Here is a fragment of an article by Donald Soper that appeared in Tribune, a left wing British newspaper in the 1950s. It happens to be about one of the anti-nuclear marches to Aldermaston, the British atomic weapons research establishment, but it speaks loudly to anyone, left or right, involved in campaigning for their cause, whatever it may be.

As I think of the Aldermaston march, I am reminded of the paradox that there is nothing so contemporary as the past.

One of the first bits of human writing scratched on a stone dug out of the sands of the Middle East reads: 'What a world we live in, children no longer obey their parents  and everybody wants to write a book';  and that sounds up to date enough for anybody, though it is probably twenty thousand years old. [it is normally a quote attributed to Cicero, a Roman statesman and philosopher 106-35 BC  - bushytailedfox]

Whatever our early forefathers did about the situation thus described, it is reasonably certain that some of them got together in the open air, marched somewhere, and ended up with a demonstration at a shrine or other appropriate and significant spot.

This kind of public witness is as old as the hills and is still potentially the most effective means of expressing and stimulating public opinion.

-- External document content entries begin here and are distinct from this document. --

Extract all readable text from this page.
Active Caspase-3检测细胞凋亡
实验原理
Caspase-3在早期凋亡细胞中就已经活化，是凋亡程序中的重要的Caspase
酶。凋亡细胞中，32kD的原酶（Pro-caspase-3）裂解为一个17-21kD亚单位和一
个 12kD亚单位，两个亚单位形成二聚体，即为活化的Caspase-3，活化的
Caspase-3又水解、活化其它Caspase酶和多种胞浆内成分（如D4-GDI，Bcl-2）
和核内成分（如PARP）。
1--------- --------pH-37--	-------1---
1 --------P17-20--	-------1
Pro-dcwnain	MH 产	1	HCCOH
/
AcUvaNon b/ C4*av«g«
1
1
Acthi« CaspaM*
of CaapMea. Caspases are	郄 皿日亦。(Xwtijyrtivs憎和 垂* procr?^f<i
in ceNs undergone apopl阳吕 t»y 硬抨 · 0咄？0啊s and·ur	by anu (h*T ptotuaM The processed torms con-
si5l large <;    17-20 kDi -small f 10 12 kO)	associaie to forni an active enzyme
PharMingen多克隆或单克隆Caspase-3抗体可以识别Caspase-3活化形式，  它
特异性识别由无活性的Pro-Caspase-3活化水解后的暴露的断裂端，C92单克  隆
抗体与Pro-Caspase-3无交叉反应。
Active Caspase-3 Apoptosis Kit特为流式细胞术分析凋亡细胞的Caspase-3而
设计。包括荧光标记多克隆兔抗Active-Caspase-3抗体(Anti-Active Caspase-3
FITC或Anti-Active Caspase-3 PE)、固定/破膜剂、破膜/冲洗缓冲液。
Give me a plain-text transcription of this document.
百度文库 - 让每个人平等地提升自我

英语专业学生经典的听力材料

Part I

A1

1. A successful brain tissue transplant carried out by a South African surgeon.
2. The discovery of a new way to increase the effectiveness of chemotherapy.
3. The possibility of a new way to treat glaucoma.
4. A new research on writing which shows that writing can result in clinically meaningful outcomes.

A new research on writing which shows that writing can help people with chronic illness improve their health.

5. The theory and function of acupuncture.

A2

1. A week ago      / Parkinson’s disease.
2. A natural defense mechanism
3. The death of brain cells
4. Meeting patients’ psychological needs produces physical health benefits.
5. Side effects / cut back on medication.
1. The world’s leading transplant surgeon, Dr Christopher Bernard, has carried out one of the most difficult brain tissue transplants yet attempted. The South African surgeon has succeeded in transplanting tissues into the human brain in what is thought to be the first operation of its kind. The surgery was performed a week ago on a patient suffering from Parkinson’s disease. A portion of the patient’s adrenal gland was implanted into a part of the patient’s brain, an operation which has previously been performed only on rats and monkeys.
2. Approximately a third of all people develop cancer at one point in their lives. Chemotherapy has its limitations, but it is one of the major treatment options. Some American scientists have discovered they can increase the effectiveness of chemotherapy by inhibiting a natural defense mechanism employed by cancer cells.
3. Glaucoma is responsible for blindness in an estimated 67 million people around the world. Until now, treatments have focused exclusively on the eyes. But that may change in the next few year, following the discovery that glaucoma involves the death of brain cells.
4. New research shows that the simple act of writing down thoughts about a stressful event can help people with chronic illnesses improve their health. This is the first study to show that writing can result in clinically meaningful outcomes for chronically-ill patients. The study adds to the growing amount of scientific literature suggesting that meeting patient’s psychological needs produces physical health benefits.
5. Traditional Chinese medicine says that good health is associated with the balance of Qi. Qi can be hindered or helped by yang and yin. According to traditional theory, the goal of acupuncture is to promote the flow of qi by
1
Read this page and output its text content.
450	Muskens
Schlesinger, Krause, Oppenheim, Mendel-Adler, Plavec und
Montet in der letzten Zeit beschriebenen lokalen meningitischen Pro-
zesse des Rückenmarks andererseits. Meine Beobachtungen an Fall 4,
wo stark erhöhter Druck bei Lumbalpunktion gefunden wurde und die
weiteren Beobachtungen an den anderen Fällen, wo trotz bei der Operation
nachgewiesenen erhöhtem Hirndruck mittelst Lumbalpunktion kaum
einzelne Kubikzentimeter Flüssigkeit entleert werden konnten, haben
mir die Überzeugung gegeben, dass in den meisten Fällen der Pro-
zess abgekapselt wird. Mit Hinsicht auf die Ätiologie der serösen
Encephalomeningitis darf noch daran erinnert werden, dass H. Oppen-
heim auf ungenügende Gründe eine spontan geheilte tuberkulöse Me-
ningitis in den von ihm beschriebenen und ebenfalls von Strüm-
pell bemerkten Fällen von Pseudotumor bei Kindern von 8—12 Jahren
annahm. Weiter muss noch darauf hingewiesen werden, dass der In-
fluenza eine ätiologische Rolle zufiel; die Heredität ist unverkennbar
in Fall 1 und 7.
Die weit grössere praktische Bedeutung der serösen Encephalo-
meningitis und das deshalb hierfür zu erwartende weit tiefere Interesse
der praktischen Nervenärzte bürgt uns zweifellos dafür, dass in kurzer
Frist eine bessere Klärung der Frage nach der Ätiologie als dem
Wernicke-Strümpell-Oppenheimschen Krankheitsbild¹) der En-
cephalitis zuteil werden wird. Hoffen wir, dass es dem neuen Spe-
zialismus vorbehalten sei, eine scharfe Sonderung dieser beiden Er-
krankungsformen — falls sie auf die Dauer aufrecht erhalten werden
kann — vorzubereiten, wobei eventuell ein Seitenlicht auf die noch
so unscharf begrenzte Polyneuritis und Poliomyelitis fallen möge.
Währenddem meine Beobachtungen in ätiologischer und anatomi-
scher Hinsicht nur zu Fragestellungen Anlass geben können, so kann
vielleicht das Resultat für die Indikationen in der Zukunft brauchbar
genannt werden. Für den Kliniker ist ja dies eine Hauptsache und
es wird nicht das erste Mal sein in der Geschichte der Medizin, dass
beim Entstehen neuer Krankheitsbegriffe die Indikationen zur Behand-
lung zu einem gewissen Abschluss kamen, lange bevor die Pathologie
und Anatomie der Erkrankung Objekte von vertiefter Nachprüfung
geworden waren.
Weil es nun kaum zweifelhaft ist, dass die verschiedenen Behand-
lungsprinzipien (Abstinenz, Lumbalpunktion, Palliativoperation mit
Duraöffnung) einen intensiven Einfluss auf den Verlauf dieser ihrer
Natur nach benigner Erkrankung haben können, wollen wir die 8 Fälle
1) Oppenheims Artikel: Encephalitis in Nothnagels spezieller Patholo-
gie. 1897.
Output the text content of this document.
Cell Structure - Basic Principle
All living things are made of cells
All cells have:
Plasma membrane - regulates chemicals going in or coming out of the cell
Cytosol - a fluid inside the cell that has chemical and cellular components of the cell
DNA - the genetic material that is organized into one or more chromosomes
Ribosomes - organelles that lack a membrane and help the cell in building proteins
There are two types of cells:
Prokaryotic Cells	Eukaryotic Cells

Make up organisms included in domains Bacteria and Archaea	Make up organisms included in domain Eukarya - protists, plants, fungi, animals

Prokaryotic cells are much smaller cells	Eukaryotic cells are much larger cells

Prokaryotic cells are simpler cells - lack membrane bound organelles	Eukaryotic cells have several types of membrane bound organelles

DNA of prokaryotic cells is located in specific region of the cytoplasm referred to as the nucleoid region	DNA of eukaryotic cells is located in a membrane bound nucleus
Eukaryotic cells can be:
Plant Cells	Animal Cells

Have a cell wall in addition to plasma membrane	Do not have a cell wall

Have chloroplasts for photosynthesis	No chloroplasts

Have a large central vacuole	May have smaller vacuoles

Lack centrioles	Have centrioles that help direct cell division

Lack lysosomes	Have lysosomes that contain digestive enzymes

It provides a real though partial answer - if only by adding legs to ideas - to those who feel the irresistible urge to do something more than to  register a conviction.

It breaks through the 'public meeting' barrier and communicates its message to those who seem totally impervious to the appeal to assemble together indoors...

It 'confirms the feeble knees' of those who are weak in the faith by giving them the exhilaration of a public witness to the convictions.

The marcher is a marked man. He has nailed his colours to a mast that is plainly visible. To put it exactly in Miltonic words, the virtue of those who go in processions is no longer 'unexercised and unbreathed'.